I wrote this show off a while back as something I wanted to like but didn't enjoy, finding it stupid after the first 2 episodes. But as I continued watching, it got better and better, and by the time it got to the last three episodes, I was in love.

Oh man, is this show AMAZING. Its like watching an overdose of the best parts of Gurren Lagann, only with more fun. It gets serious towards the end, but it manages to retain its feel and still be great, and man what a ride those last few episodes were. PSG is a hell of a lot of fun. And in case you've been living under a rock in the anime fandom these past few years, check this out:

[video=youtube;gW_ans4o1JA]https://www.youtube.com/watch?v=gW_ans4o1JA[/video]

The show is from the creators of Gurren Lagann and Kill La Kill. Its very over the top and action/comedy filled. Why I waited so long to watch the whole thing is beyond me. 
...
...
Those last 15 seconds tho....






;_;

PS: Kneesocks is best girl


----------



## foussiremix (Aug 24, 2015)

I know the anime,
Its pretty cool even if its gross.

The english dub is good

I am hyped for season 2


----------



## Wakor (Mar 4, 2016)

PASwG is one of my top favorite anime of all time! It's incredibly awesome, and the storytelling was amazing. 

And the music was bangin, too.
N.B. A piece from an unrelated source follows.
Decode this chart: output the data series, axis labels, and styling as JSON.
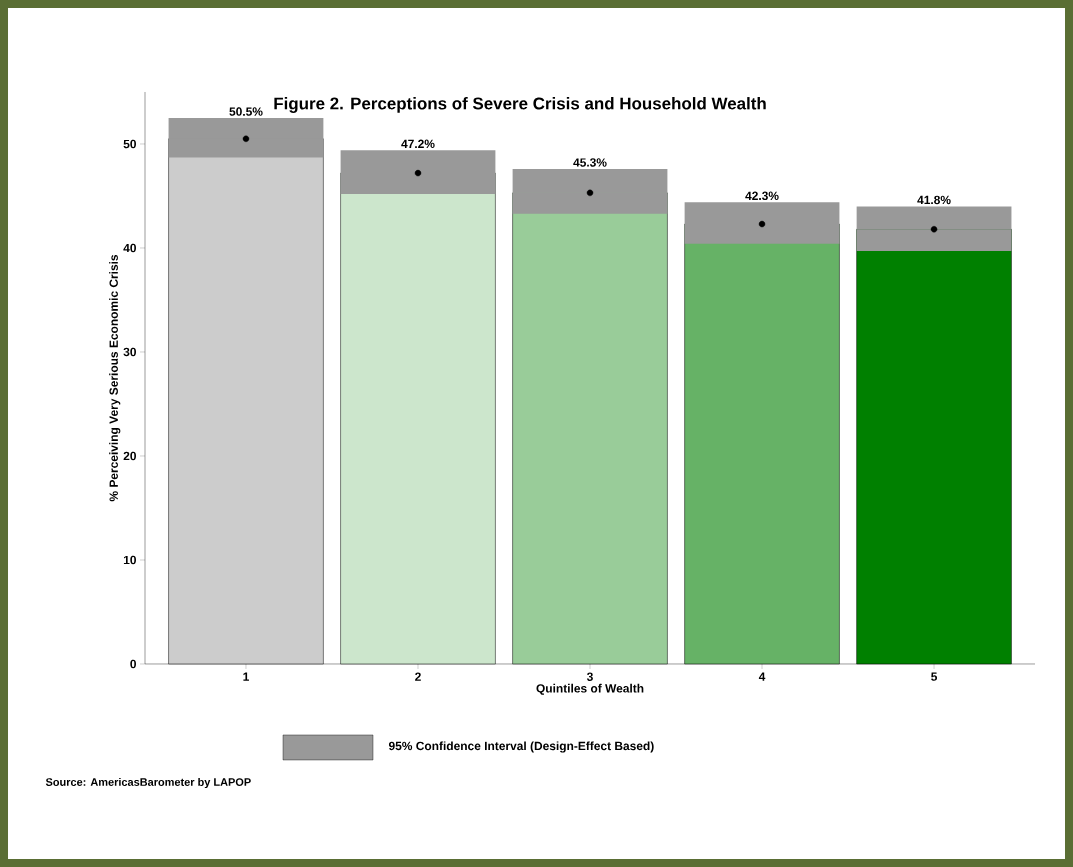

The sound track makes me want to pole dance on a subway.


----------



## Zrcalo (Mar 5, 2016)

I just remember this standing out to me


----------



## Wakor (Mar 5, 2016)

Zrcalo said:


> I just remember this standing out to me



I remember this! Jhonen Vasquez commented on this, too. He claimed that GIR became a heroine addict and a prostitute after IZ was canceled, but got back on his feet when he was cast as Chuck.

"…took GIR out of the whorehouse he was working in and gave him a new job! It's nice seeing him get some work, but I gotta say it's a bit on the simple side for my tastes, what with the fart and shit jokes, but the ending is pretty ridiculous, and Gainax produces some of the only Japanese animation I can stand without wishing I was the drinking type, so I'm looking forward to more."​


----------



## Faunosaurus (Mar 9, 2016)

That's great and all and I love PASWG to death, but what does it have to do with music?
If you were talking about the soundtrack I guess it'd be more in place. 
Here, have the credit song, which is unironically one of my favorite songs.


----------



## vietz (Mar 30, 2016)

funy 
Thanks you


----------